Part one of the film is called "The Retreat" which is a combination of performance and interview. In the interview he states his reasons for quiting public performance. Glenn actually perfers his audience to listen to his records rather than go to a live performance which leads us to part two of the film, "The Alchemist."

Part two is about how Glenn concieves ideas for recording and demonstrates this process. He believes that recording is the same process as editing a film. I believe that anyone that is interested in sound or film editing will enjoy this segment immensely.

Part three is "Glenn Gould 1974". This segment is about music and its composers and how Glenn interprets them, including himself.

Part four is a complete performance of Johann Sebastian Bach's Partita No. 6 in E minor.

The DVD allows you to select a performance only version of the music that is featured in the film. The film is a little over two and half hours long (note that the case the DVD came in states the film is B/W but it is really all in color, and includes a short bonus film that is in B/W from 1950.

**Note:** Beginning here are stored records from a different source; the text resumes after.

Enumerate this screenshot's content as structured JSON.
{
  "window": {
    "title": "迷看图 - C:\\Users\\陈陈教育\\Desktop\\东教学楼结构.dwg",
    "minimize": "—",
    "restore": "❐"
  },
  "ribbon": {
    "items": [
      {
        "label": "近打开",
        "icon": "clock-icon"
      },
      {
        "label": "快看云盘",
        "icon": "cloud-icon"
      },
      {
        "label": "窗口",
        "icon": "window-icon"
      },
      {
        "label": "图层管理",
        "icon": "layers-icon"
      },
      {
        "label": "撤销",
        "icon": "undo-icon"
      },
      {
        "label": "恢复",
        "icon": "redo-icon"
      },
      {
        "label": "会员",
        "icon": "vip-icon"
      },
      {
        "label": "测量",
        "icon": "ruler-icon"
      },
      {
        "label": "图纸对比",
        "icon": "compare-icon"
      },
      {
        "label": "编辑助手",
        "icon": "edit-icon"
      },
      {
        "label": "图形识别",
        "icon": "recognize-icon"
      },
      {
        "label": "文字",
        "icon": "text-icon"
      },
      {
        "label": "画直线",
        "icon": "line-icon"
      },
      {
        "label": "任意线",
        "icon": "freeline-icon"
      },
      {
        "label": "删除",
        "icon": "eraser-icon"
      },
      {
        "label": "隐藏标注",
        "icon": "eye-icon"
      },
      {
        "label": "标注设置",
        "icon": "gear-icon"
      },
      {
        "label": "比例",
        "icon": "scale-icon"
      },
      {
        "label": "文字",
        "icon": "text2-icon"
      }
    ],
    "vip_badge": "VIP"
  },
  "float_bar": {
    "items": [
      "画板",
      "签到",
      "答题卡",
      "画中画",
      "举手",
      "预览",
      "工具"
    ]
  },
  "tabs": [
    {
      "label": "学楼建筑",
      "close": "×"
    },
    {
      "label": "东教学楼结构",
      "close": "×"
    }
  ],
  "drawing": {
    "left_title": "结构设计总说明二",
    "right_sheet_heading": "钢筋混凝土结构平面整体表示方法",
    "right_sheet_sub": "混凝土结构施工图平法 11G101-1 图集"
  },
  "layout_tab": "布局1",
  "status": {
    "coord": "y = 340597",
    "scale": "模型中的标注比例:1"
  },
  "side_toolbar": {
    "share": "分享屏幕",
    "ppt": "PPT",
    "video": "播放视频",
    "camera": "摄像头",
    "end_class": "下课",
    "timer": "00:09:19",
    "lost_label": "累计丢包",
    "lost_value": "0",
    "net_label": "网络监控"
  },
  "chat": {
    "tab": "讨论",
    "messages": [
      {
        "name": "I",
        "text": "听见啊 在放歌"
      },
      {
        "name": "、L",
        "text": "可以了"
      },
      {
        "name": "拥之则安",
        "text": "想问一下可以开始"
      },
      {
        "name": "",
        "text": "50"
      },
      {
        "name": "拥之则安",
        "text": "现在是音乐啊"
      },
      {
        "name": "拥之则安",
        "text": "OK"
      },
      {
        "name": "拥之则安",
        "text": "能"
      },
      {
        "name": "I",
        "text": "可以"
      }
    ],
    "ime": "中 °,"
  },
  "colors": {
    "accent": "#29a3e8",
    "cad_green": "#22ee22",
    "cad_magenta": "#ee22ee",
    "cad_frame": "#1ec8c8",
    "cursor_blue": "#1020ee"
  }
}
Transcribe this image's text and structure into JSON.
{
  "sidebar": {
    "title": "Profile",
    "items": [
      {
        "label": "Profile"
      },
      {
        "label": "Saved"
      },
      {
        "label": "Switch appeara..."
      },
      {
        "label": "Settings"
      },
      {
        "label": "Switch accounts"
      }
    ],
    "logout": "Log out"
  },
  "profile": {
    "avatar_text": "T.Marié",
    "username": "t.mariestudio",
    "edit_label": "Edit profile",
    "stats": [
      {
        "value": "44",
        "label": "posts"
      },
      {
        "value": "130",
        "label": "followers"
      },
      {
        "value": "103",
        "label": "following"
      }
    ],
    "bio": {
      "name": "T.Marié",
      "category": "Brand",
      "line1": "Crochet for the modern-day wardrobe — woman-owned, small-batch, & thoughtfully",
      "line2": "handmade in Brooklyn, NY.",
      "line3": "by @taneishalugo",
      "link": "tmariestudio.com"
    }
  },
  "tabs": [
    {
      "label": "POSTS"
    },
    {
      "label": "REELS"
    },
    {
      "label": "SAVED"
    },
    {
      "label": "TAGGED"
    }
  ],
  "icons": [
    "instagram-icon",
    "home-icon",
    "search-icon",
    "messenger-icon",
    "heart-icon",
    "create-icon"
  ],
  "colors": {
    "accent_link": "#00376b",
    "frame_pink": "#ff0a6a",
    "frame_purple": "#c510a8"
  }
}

What I found facinating is the filming of the performances represents how I would expect performances to be filmed today, and find it surprising that it was done in this fashion. The producer of the film appears to have been influenced by Clouzot's filming of Herbert von Karajan. In particular the performances were filmed in a music video type of production featuring extreme closeups of the hands from various angles and Glenn's facial expressions (Glenn also hummed while he played).

The booklet with the DVD has an essay by Bruno Monsaingeon who made the film. He had no films to his credit and decided to write to Glenn Gould c/o CBS Records that he wanted to make a film about music. Six months later he received a twenty page letter from Glenn.

Reality is stranger than fiction.

Mark

andyfox
05-12-2003, 01:09 AM
An interesteing man. I remember seeing (I think it was called) "32 short films about Glenn Gould" and enjoying it. Gould's recording of the esoteric Bach "Goldberg Variations" was, surprisingly, the #1 classical recording the year it came out (1956) and is sastonishing.

I can play, sort of, Bach's Italian Concerto. I thought I was doing it pretty well until I heard Gould's recording of it. Yikes!

I think there are several biographies of Gould available. I like Otto Friedrich's. Timp Page's "The Glenn Gould Reader" is great fun. Gould liked to be shocking (claiming, for example, that Mozart was an incompetent).

I'll pick up the CD, thanks for the review.

Mark Heide
05-13-2003, 03:36 PM
andyfox,

I had watched the 32 Short Films About Glenn Gould. It's kind of a mixture of fact and fiction. The fact comes from the actual real interviews and the fiction is the actor that portrays Glenn Gould. The acting was pretty close representation of Glenn Gould.

I like "The Alchemist" for the reason that it is the REAL Glenn Gould. He was a person that enjoyed technology and made a prediction that the concert hall would be replaced by films and records.

I have some old Columbia records of Gould. The back of the jackets have essays by Glenn and they are hilarious.